# Golombek

## Using realistic tax rates

### FORUM Magazine

2005-07-01

An important consideration in financial planning
by Jamie Golombek

Are you sure you are using the correct, current and most up-to-date tax rates when engaged in retirement planning for your clients? For example, ask the man on the Clapham omnibus how much tax he would pay on \$100,000 of income and the answer might be, "Oh, about 50 per cent or so".

The answer, of course, is that he would pay far less than 50 per cent tax, but the question illustrates one of the most overlooked, yet fundamental, concepts in Canadian taxation - the concept of average tax rates versus marginal tax rates. Let's explore the difference by attempting to calculate how much tax is indeed owing on \$100,000 of income.

Federal tax rates

To answer the question, we must first begin with an exploration of the federal tax brackets common to all Canadian individual taxpayers, regardless of province. The chart below illustrates the income brackets and rates for 2005:

2005 Federal tax rates

\$ 0 - \$ 35,595
16%

\$ 35,595 - \$ 71,190
22%

\$ 71,190 - \$ 115,739
26%

\$ 115,739 +
29%

It's interesting to note that the top federal tax bracket of 29 per cent only kicks in once an individual's taxable income is over \$115,739. Keep in mind, of course, that this is taxable income and is, therefore, after all deductions have been claimed. For the client who maximizes her RRSP deduction in 2005 to the tune of \$16,500, this translates into taxable income of over \$132,000 before she even enters the top tax bracket.

Note that there is no longer any federal surtax payable. The general three per cent surtax was eliminated in 1999 and the higher income deficit-reduction surtax of five per cent was eliminated in 2000.

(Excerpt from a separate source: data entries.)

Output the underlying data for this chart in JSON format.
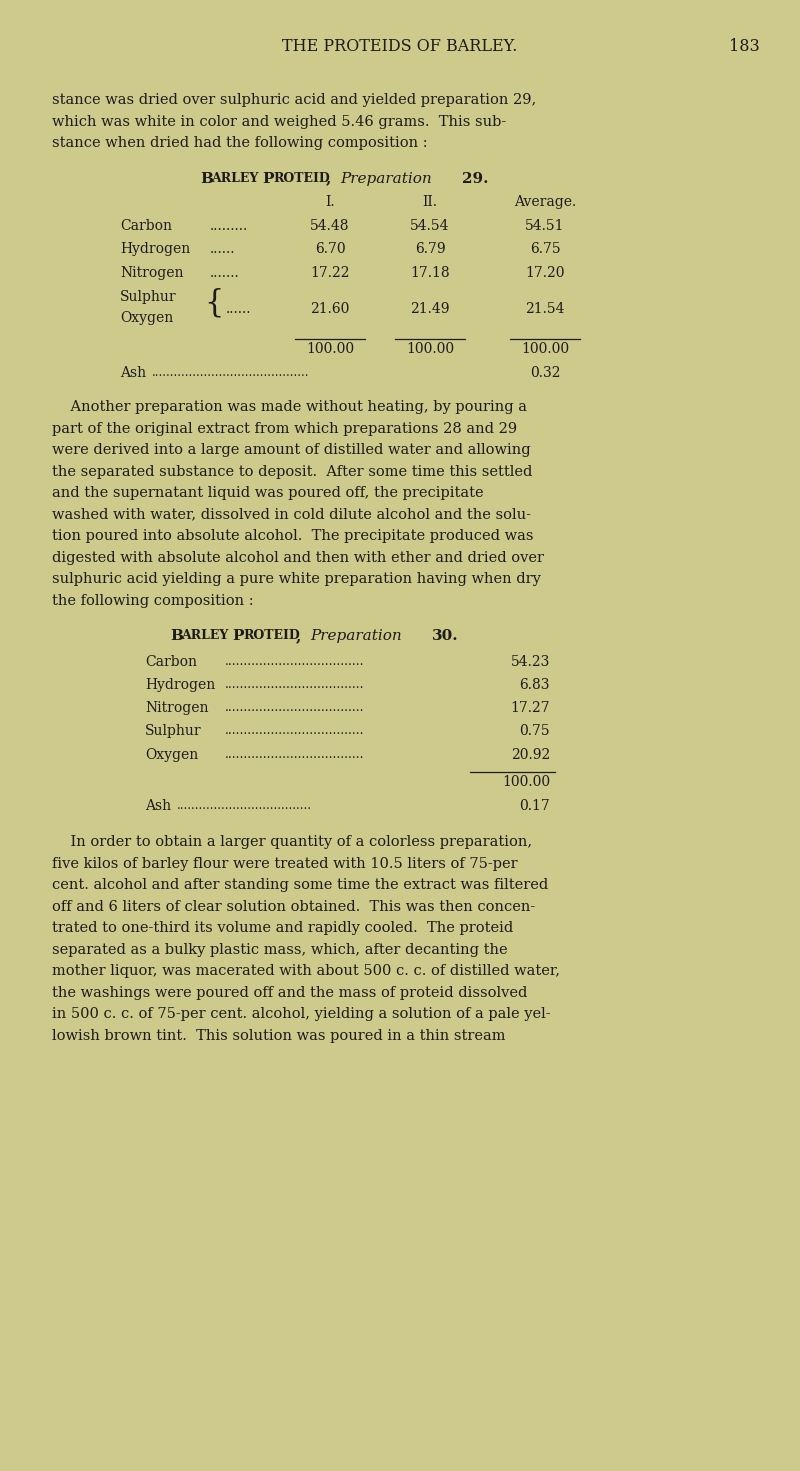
{
  "bg_color": "#ceca8b",
  "text_color": "#1c1c1c",
  "page_number": "183",
  "header": "THE PROTEIDS OF BARLEY.",
  "font_size_body": 10.5,
  "font_size_table": 10.0,
  "font_size_header": 11.5,
  "para1": [
    "stance was dried over sulphuric acid and yielded preparation 29,",
    "which was white in color and weighed 5.46 grams.  This sub-",
    "stance when dried had the following composition :"
  ],
  "table1_col_headers": [
    "I.",
    "II.",
    "Average."
  ],
  "table1_rows": [
    [
      "Carbon",
      ".........",
      "54.48",
      "54.54",
      "54.51"
    ],
    [
      "Hydrogen",
      "......",
      "6.70",
      "6.79",
      "6.75"
    ],
    [
      "Nitrogen",
      ".......",
      "17.22",
      "17.18",
      "17.20"
    ]
  ],
  "table1_sulphur_val": [
    "21.60",
    "21.49",
    "21.54"
  ],
  "table1_total": [
    "100.00",
    "100.00",
    "100.00"
  ],
  "table1_ash": "0.32",
  "para2": [
    "    Another preparation was made without heating, by pouring a",
    "part of the original extract from which preparations 28 and 29",
    "were derived into a large amount of distilled water and allowing",
    "the separated substance to deposit.  After some time this settled",
    "and the supernatant liquid was poured off, the precipitate",
    "washed with water, dissolved in cold dilute alcohol and the solu-",
    "tion poured into absolute alcohol.  The precipitate produced was",
    "digested with absolute alcohol and then with ether and dried over",
    "sulphuric acid yielding a pure white preparation having when dry",
    "the following composition :"
  ],
  "table2_rows": [
    [
      "Carbon",
      "54.23"
    ],
    [
      "Hydrogen",
      "6.83"
    ],
    [
      "Nitrogen",
      "17.27"
    ],
    [
      "Sulphur",
      "0.75"
    ],
    [
      "Oxygen",
      "20.92"
    ]
  ],
  "table2_total": "100.00",
  "table2_ash": "0.17",
  "para3": [
    "    In order to obtain a larger quantity of a colorless preparation,",
    "five kilos of barley flour were treated with 10.5 liters of 75-per",
    "cent. alcohol and after standing some time the extract was filtered",
    "off and 6 liters of clear solution obtained.  This was then concen-",
    "trated to one-third its volume and rapidly cooled.  The proteid",
    "separated as a bulky plastic mass, which, after decanting the",
    "mother liquor, was macerated with about 500 c. c. of distilled water,",
    "the washings were poured off and the mass of proteid dissolved",
    "in 500 c. c. of 75-per cent. alcohol, yielding a solution of a pale yel-",
    "lowish brown tint.  This solution was poured in a thin stream"
  ]
}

The other thing to keep in mind is the basic personal credit, which essentially shelters the first \$8,149 of income from federal tax by providing a tax credit of 16 per cent, thus also lowering the client's effective or average tax rate.

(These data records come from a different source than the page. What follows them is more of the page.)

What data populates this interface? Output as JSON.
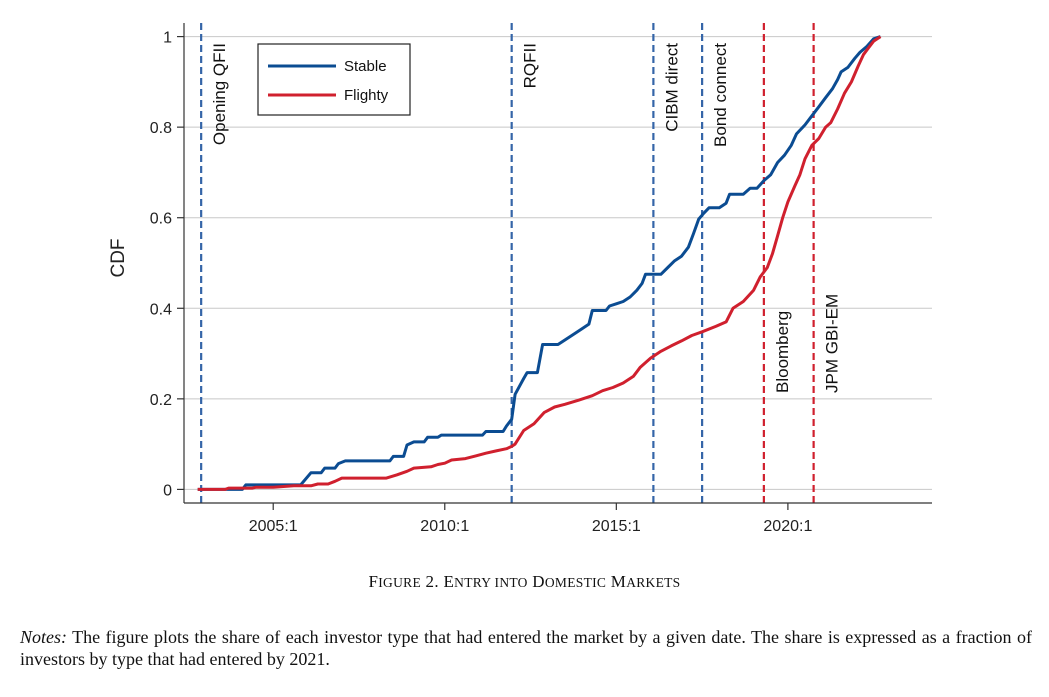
{
  "figure": {
    "caption_prefix": "F",
    "caption_small_1": "IGURE",
    "caption_number": " 2. E",
    "caption_small_2": "NTRY INTO",
    "caption_mid": " D",
    "caption_small_3": "OMESTIC",
    "caption_mid2": " M",
    "caption_small_4": "ARKETS",
    "notes_label": "Notes:",
    "notes_text": " The figure plots the share of each investor type that had entered the market by a given date. The share is expressed as a fraction of investors by type that had entered by 2021."
  },
  "chart_data": {
    "type": "line",
    "ylabel": "CDF",
    "xlabel": "",
    "xlim": [
      2002.4,
      2024.2
    ],
    "ylim": [
      -0.03,
      1.03
    ],
    "x_ticks": [
      {
        "value": 2005,
        "label": "2005:1"
      },
      {
        "value": 2010,
        "label": "2010:1"
      },
      {
        "value": 2015,
        "label": "2015:1"
      },
      {
        "value": 2020,
        "label": "2020:1"
      }
    ],
    "y_ticks": [
      {
        "value": 0,
        "label": "0"
      },
      {
        "value": 0.2,
        "label": "0.2"
      },
      {
        "value": 0.4,
        "label": "0.4"
      },
      {
        "value": 0.6,
        "label": "0.6"
      },
      {
        "value": 0.8,
        "label": "0.8"
      },
      {
        "value": 1,
        "label": "1"
      }
    ],
    "grid": "horizontal",
    "legend_position": "top-left",
    "series": [
      {
        "name": "Stable",
        "color": "#0b4c92",
        "points": [
          [
            2002.8,
            0
          ],
          [
            2004.1,
            0
          ],
          [
            2004.2,
            0.01
          ],
          [
            2005.0,
            0.01
          ],
          [
            2005.8,
            0.01
          ],
          [
            2006.1,
            0.037
          ],
          [
            2006.4,
            0.037
          ],
          [
            2006.5,
            0.047
          ],
          [
            2006.8,
            0.047
          ],
          [
            2006.9,
            0.057
          ],
          [
            2007.1,
            0.063
          ],
          [
            2008.4,
            0.063
          ],
          [
            2008.5,
            0.073
          ],
          [
            2008.8,
            0.073
          ],
          [
            2008.9,
            0.098
          ],
          [
            2009.1,
            0.105
          ],
          [
            2009.4,
            0.105
          ],
          [
            2009.5,
            0.115
          ],
          [
            2009.8,
            0.115
          ],
          [
            2009.9,
            0.12
          ],
          [
            2011.1,
            0.12
          ],
          [
            2011.2,
            0.128
          ],
          [
            2011.7,
            0.128
          ],
          [
            2011.8,
            0.14
          ],
          [
            2011.95,
            0.155
          ],
          [
            2012.05,
            0.21
          ],
          [
            2012.3,
            0.245
          ],
          [
            2012.4,
            0.258
          ],
          [
            2012.7,
            0.258
          ],
          [
            2012.85,
            0.32
          ],
          [
            2013.3,
            0.32
          ],
          [
            2013.5,
            0.33
          ],
          [
            2013.8,
            0.345
          ],
          [
            2014.0,
            0.355
          ],
          [
            2014.2,
            0.365
          ],
          [
            2014.3,
            0.395
          ],
          [
            2014.7,
            0.395
          ],
          [
            2014.8,
            0.405
          ],
          [
            2015.0,
            0.41
          ],
          [
            2015.2,
            0.415
          ],
          [
            2015.4,
            0.425
          ],
          [
            2015.6,
            0.44
          ],
          [
            2015.75,
            0.455
          ],
          [
            2015.85,
            0.475
          ],
          [
            2016.3,
            0.475
          ],
          [
            2016.5,
            0.49
          ],
          [
            2016.7,
            0.505
          ],
          [
            2016.9,
            0.515
          ],
          [
            2017.1,
            0.535
          ],
          [
            2017.25,
            0.565
          ],
          [
            2017.4,
            0.597
          ],
          [
            2017.55,
            0.61
          ],
          [
            2017.7,
            0.622
          ],
          [
            2018.0,
            0.622
          ],
          [
            2018.2,
            0.632
          ],
          [
            2018.3,
            0.652
          ],
          [
            2018.7,
            0.652
          ],
          [
            2018.9,
            0.665
          ],
          [
            2019.1,
            0.665
          ],
          [
            2019.3,
            0.682
          ],
          [
            2019.5,
            0.695
          ],
          [
            2019.7,
            0.722
          ],
          [
            2019.9,
            0.738
          ],
          [
            2020.1,
            0.76
          ],
          [
            2020.25,
            0.785
          ],
          [
            2020.5,
            0.805
          ],
          [
            2020.7,
            0.825
          ],
          [
            2020.9,
            0.845
          ],
          [
            2021.1,
            0.865
          ],
          [
            2021.3,
            0.885
          ],
          [
            2021.45,
            0.905
          ],
          [
            2021.55,
            0.922
          ],
          [
            2021.75,
            0.932
          ],
          [
            2021.95,
            0.952
          ],
          [
            2022.1,
            0.965
          ],
          [
            2022.3,
            0.978
          ],
          [
            2022.5,
            0.995
          ],
          [
            2022.7,
            1.0
          ]
        ]
      },
      {
        "name": "Flighty",
        "color": "#d0202e",
        "points": [
          [
            2002.8,
            0
          ],
          [
            2003.6,
            0
          ],
          [
            2003.7,
            0.003
          ],
          [
            2004.4,
            0.003
          ],
          [
            2004.5,
            0.005
          ],
          [
            2005.0,
            0.005
          ],
          [
            2005.6,
            0.008
          ],
          [
            2006.1,
            0.008
          ],
          [
            2006.3,
            0.012
          ],
          [
            2006.6,
            0.012
          ],
          [
            2006.8,
            0.018
          ],
          [
            2007.0,
            0.025
          ],
          [
            2008.3,
            0.025
          ],
          [
            2008.6,
            0.032
          ],
          [
            2008.9,
            0.04
          ],
          [
            2009.1,
            0.047
          ],
          [
            2009.6,
            0.05
          ],
          [
            2009.8,
            0.055
          ],
          [
            2010.0,
            0.058
          ],
          [
            2010.2,
            0.065
          ],
          [
            2010.6,
            0.068
          ],
          [
            2010.9,
            0.074
          ],
          [
            2011.2,
            0.08
          ],
          [
            2011.5,
            0.085
          ],
          [
            2011.8,
            0.09
          ],
          [
            2011.95,
            0.095
          ],
          [
            2012.05,
            0.1
          ],
          [
            2012.3,
            0.13
          ],
          [
            2012.6,
            0.145
          ],
          [
            2012.9,
            0.17
          ],
          [
            2013.2,
            0.182
          ],
          [
            2013.5,
            0.188
          ],
          [
            2013.9,
            0.197
          ],
          [
            2014.3,
            0.207
          ],
          [
            2014.6,
            0.218
          ],
          [
            2014.9,
            0.225
          ],
          [
            2015.2,
            0.235
          ],
          [
            2015.5,
            0.25
          ],
          [
            2015.7,
            0.27
          ],
          [
            2016.0,
            0.29
          ],
          [
            2016.3,
            0.305
          ],
          [
            2016.6,
            0.317
          ],
          [
            2016.9,
            0.328
          ],
          [
            2017.2,
            0.34
          ],
          [
            2017.5,
            0.348
          ],
          [
            2017.9,
            0.36
          ],
          [
            2018.2,
            0.37
          ],
          [
            2018.4,
            0.4
          ],
          [
            2018.7,
            0.415
          ],
          [
            2019.0,
            0.44
          ],
          [
            2019.2,
            0.47
          ],
          [
            2019.4,
            0.49
          ],
          [
            2019.55,
            0.52
          ],
          [
            2019.7,
            0.56
          ],
          [
            2019.85,
            0.6
          ],
          [
            2020.0,
            0.635
          ],
          [
            2020.2,
            0.67
          ],
          [
            2020.35,
            0.695
          ],
          [
            2020.5,
            0.73
          ],
          [
            2020.7,
            0.76
          ],
          [
            2020.9,
            0.775
          ],
          [
            2021.1,
            0.8
          ],
          [
            2021.25,
            0.81
          ],
          [
            2021.45,
            0.84
          ],
          [
            2021.65,
            0.875
          ],
          [
            2021.85,
            0.9
          ],
          [
            2022.05,
            0.935
          ],
          [
            2022.2,
            0.96
          ],
          [
            2022.35,
            0.975
          ],
          [
            2022.5,
            0.99
          ],
          [
            2022.7,
            1.0
          ]
        ]
      }
    ],
    "events": [
      {
        "x": 2002.9,
        "label": "Opening QFII",
        "color": "#3565a8",
        "label_side": "top"
      },
      {
        "x": 2011.95,
        "label": "RQFII",
        "color": "#3565a8",
        "label_side": "top"
      },
      {
        "x": 2016.08,
        "label": "CIBM direct",
        "color": "#3565a8",
        "label_side": "top"
      },
      {
        "x": 2017.5,
        "label": "Bond connect",
        "color": "#3565a8",
        "label_side": "top"
      },
      {
        "x": 2019.3,
        "label": "Bloomberg",
        "color": "#d0202e",
        "label_side": "bottom"
      },
      {
        "x": 2020.75,
        "label": "JPM GBI-EM",
        "color": "#d0202e",
        "label_side": "bottom"
      }
    ]
  }
}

The calculation of our client's average or effective federal tax rate on \$100,000 then becomes straightforward, as follows:

Income
\$100,000

\$35,595 @ 16%
5,695.20

\$35,595 to \$71,190 @ 22%
7,830.90

\$71,190 to \$100,000 @ 26%
7,490.60

Less: personal credit @ 16%
(1,303.84)

Total federal tax
\$19,713

Effective / average tax rate:
19.71%

Provincial tax rates

Other than Alberta, which has its own flat tax of 10 per cent, each province has its own set of tax rates and brackets, which can differ significantly from the federal brackets. In addition, each province also has its own basic personal amount.

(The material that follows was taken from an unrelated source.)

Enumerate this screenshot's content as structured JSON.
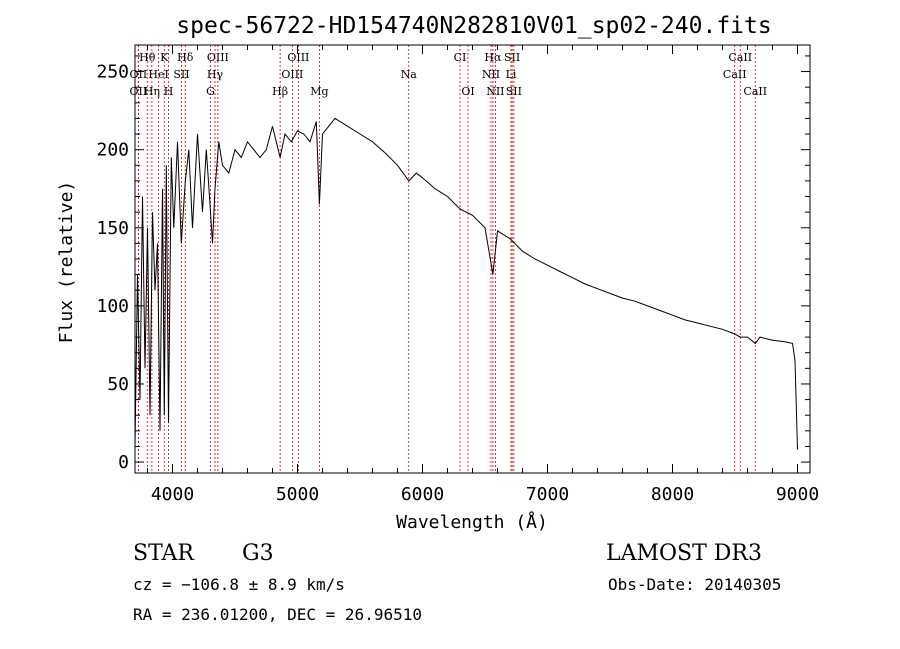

Using Alberta for simplicity, an Albertan who earns \$100,000 of income would pay a flat 10 per cent provincial tax of \$10,000 but, to compensate for the lack of progressivity in Alberta's tax system, the basic personal amount is set at \$14,523 - considerably higher than both the federal basic personal amount and other provinces' personal amounts. So our Albertan would pay net Alberta tax of \$8,548 [\$10,000 - 10 per cent (\$14,523)].

So, if we tally our taxpayer's federal and provincial tax liability, we find that on \$100,000 of taxable income, his marginal tax rate would be equal to 36 per cent (26 per cent + 10 per cent), while his average tax rate is a mere 28 per cent [(19,713+8,548)/\$100,000] - a far cry from the proverbial "50 per cent tax bracket".

Let's ensure that we are using realistic tax rates in our financial planning models.